Definitions

from The American Heritage® Dictionary of the English Language, 5th Edition.

  • noun A vast semiarid grass-covered plain, as found in southeast Europe, Siberia, and central North America.

from The Century Dictionary.

  • noun A more or less level tract devoid of trees: a name given to certain parts of European and Asiatic Russia, of which the most characteristic feature is the absence of forests.
  • noun In phytogeography, xerophilous grassland. This formation as met, with at high elevations is distinguished as alpine steppe.

from the GNU version of the Collaborative International Dictionary of English.

  • noun One of the vast plains in Southeastern Europe and in Asia, generally elevated, and free from wood, analogous to many of the prairies in Western North America. See savanna.
  • noun (Far.) See Rinderpest.

from Wiktionary, Creative Commons Attribution/Share-Alike License.

  • noun The grasslands of Eastern Europe and Asia. Similar to (US) prairie and (African) savannah.
  • noun More properly, the name given vast cold, dry grass-plains.

from WordNet 3.0 Copyright 2006 by Princeton University. All rights reserved.

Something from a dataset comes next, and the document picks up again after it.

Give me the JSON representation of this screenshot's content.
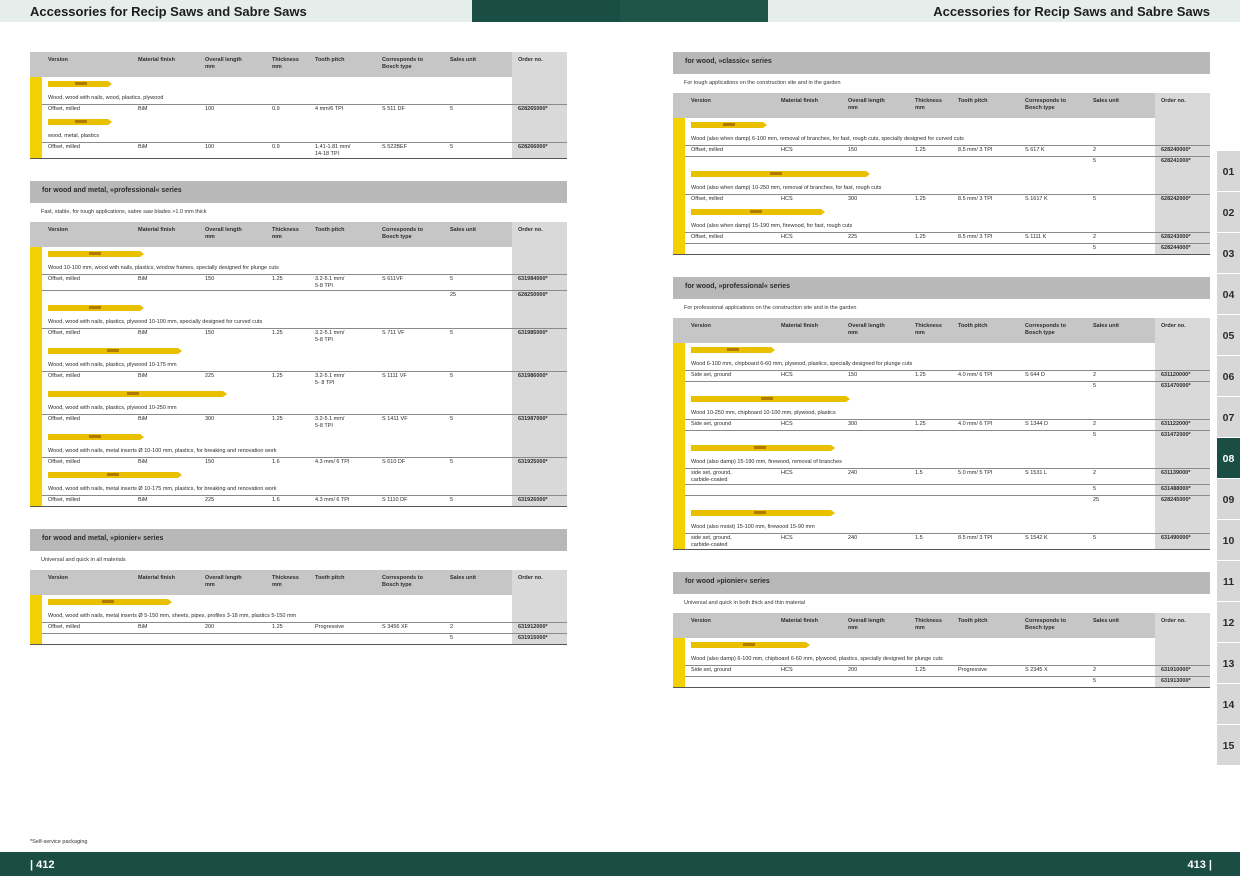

  • noun extensive plain without trees (associated with eastern Russia and Siberia)

Etymologies

from The American Heritage® Dictionary of the English Language, 4th Edition

[German, from Russian step'.]

from Wiktionary, Creative Commons Attribution/Share-Alike License

1671. From German or French, in turn from Russian степь (step’, "flat grassy plain") or Ukrainian степ (step). There is no generally accepted earlier etymology, but there is a speculative Old East Slavic reconstruction *сътепь (sъtep’), related to топот (tópot), топтать (toptát’).